GGRIL & Evan Parker - Vivaces (Tour de Bras, 2012)

Pour des raisons souvent aussi économiques qu'esthétiques, l'improvisation se pratique bien plus en petite formation qu'en orchestre à l'heure actuelle. C'est certainement pourquoi je n'avais pas entendu d'improvisation collective, dirigée ou non, mais sous forme orchestrale, depuis maintenant pas mal de temps. C'est donc plutôt avec plaisir que j'ai découvert le GGRIL, accompagné ici d'Evan Parker et de Scott Thomson, un orchestre de 11 musiciens québécois réunis autour d'Eric Normand. Je ne sais pas vraiment si l'initiative de ce projet lui revient, mais Vivaces a néanmoins été publié sur son propre label, et il est le seul musicien que je connaisse à l'intérieur de cet orchestre. Côté instrument, on trouve deux violonistes, deux clarinettistes et un percussionniste, deux guitares et une basse électriques, deux accordéons, un tuba et un trombone, ainsi que les saxophones soprano et ténor d'Evan Parker.

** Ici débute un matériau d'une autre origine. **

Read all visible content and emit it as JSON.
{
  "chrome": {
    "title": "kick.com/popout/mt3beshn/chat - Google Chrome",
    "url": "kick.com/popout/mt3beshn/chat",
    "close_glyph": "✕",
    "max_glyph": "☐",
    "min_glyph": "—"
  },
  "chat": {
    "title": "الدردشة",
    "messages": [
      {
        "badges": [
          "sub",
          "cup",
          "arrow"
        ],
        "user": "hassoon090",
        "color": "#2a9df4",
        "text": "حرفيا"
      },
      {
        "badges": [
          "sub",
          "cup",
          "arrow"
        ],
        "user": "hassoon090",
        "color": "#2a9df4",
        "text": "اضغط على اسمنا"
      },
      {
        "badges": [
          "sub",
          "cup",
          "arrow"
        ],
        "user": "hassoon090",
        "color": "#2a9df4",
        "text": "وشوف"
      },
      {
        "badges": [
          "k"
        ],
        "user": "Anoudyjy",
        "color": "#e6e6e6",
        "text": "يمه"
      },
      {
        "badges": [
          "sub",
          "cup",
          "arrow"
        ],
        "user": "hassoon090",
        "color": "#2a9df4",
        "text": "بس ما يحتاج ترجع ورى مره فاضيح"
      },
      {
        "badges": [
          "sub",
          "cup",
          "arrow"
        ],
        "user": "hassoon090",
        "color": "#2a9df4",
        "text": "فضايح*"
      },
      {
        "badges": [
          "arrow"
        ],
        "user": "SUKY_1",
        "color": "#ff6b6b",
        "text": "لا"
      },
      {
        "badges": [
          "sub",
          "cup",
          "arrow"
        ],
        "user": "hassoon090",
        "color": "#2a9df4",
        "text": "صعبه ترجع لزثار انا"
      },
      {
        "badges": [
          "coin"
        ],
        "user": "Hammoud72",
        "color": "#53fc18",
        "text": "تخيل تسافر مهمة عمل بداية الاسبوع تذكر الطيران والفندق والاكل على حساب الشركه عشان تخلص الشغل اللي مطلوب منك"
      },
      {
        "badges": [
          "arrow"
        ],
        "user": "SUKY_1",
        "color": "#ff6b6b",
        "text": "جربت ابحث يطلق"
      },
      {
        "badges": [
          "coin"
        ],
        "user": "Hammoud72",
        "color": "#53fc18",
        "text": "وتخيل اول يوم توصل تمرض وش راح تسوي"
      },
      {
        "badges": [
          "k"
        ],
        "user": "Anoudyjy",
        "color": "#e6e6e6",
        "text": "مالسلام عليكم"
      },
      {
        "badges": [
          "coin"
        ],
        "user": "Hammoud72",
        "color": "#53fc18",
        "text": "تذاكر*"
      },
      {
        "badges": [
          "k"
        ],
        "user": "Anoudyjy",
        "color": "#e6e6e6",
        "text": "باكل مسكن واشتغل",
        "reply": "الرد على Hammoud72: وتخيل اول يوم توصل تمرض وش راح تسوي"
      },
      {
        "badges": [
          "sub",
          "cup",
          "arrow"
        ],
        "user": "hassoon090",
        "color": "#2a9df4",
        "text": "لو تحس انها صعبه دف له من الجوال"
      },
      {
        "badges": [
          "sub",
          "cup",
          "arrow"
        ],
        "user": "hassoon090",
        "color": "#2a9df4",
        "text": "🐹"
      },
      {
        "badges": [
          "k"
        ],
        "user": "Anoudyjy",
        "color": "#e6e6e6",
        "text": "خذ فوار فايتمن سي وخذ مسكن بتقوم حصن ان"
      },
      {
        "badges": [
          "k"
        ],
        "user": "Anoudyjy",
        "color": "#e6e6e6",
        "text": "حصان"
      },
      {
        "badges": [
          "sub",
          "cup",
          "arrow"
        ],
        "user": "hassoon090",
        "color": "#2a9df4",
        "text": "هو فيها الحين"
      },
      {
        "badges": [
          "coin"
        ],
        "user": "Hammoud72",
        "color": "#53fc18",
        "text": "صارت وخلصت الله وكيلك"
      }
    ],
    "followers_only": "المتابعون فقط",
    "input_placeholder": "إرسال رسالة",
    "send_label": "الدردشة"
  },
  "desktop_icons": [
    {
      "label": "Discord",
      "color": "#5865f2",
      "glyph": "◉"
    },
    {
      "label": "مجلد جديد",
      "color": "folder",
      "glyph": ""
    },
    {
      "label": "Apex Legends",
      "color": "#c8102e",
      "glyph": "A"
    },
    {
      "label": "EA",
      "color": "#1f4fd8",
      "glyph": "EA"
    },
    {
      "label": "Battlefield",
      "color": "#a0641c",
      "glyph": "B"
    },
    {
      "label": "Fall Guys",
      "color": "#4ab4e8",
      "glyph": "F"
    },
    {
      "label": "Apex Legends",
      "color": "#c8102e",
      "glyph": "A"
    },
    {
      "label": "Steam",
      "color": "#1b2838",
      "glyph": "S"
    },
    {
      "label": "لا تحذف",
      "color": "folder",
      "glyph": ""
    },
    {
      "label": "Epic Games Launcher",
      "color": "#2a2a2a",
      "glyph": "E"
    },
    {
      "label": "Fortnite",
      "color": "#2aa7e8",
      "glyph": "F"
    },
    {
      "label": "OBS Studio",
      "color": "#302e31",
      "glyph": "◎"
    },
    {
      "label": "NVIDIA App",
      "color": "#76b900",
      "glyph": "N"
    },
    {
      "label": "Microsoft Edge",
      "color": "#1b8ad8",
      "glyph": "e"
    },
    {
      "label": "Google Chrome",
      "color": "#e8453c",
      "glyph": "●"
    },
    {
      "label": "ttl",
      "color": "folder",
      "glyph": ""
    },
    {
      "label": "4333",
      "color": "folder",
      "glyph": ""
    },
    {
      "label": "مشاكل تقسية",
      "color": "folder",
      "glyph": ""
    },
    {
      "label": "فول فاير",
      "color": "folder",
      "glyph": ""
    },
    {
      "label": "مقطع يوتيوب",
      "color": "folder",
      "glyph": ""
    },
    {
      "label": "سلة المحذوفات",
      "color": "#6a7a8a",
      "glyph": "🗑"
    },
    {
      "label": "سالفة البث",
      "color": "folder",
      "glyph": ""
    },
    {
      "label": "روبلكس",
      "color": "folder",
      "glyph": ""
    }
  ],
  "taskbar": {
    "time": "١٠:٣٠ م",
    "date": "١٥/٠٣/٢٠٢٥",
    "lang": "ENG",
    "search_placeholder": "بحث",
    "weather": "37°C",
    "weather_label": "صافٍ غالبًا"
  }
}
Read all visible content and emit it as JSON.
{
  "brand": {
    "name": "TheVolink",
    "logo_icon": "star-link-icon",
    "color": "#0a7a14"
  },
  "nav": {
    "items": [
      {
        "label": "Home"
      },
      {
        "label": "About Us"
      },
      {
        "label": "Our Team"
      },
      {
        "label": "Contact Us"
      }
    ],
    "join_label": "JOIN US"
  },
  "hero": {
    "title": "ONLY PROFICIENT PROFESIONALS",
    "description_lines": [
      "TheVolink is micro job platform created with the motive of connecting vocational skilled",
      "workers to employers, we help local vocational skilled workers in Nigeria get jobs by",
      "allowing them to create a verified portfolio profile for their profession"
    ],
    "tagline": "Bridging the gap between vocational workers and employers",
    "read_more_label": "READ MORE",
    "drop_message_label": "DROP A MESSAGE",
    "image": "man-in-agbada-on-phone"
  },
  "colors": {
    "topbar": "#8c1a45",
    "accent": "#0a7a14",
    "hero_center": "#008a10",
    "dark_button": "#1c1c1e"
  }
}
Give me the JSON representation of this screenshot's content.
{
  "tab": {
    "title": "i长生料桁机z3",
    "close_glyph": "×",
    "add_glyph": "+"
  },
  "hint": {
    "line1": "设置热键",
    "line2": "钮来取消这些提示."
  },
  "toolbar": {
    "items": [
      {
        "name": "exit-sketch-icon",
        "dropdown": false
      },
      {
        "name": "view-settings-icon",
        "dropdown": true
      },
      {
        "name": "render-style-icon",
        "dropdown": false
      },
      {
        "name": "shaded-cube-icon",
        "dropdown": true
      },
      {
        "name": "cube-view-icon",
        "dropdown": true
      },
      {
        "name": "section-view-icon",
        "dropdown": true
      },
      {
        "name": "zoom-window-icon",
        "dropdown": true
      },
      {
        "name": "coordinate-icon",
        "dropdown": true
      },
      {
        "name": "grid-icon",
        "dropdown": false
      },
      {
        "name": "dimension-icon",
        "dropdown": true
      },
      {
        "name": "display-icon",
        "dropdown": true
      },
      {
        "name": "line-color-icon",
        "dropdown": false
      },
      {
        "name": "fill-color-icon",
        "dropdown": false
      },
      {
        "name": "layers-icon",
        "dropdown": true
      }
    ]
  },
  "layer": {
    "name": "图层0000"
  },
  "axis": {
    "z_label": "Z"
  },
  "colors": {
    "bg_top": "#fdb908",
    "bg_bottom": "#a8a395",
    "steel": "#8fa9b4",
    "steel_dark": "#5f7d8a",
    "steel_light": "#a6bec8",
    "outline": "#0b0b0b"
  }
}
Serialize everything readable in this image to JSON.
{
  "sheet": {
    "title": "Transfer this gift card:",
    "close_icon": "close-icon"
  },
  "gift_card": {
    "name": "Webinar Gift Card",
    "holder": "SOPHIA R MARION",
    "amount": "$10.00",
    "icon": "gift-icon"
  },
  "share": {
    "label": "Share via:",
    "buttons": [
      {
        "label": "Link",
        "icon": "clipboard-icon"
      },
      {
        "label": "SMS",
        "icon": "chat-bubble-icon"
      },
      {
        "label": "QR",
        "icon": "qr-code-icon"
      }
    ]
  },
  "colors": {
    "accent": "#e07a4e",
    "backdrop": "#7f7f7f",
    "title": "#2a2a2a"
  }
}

Ma première surprise en écoutant Vivaces fut tout d'abord l'absence notoire de saxophonistes (hormis Evan Parker, mais qu'on ne peut considérer comme un membre régulier de cet orchestre), et c'est peut-être la première fois que j'entends un orchestre d'improvisation libre où ne se côtoient pas tous les types de saxophones, qu'on pense seulement à l'orchestre d'Alan Silva aussi bien qu'au Globe Unity Orchestra. Fait peut-être anecdotique étant donné la présence d'Evan, mais je ne peux m'empêcher de le signaler étant donné mon amour pour cet instrument...

La deuxième chose qui m'étonne, en comparaison surtout avec les deux orchestres précités, c'est la facilité avec laquelle s'écoute ces improvisations, et la joie présente dans ces improvisations, deux éléments qui rapprochent le GGRIL du côté de l'ICP plus que des deux précédents orchestres. En tout cas, les improvisations (dirigées par Evan Parker sur la seconde piste, et Raphaël Arsenault sur la troisième, ou totalement libres) sont plutôt massives, sans pour autant manquer d'aération. On se croirait d'ailleurs assez souvent à une séance de sound-painting, notamment sur la troisième piste, qui est peut-être la meilleure du fait qu'Evan Parker assume la fonction de soliste durant son intégralité, mais également grâce à la direction assez fracturée et originale d'Arsenault.... Plus denses qu'intenses, il ne s'agit pas de produire le plus fort volume sonore, ou de multiplier des couches criardes, mais plutôt de construire des pièces où s'empilent des blocs sonores massifs, assez conséquents et souvent énergiques tout de même. Des improvisations pleines de spontanéité, de liberté, et d'écoute, dirigées de manière à ne jamais fatiguer et à nettement entrecouper les différents tableaux. L'improvisation libre marque très fortement cet orchestre, qui n'est cependant pas forcément rigide et n'exclut pas de ses improvisations des lignes mélodiques, des ostinatos, des cycles rythmiques, différentes combinaisons instrumentales et certains autres éléments rejetés parfois trop systématiquement par les européens.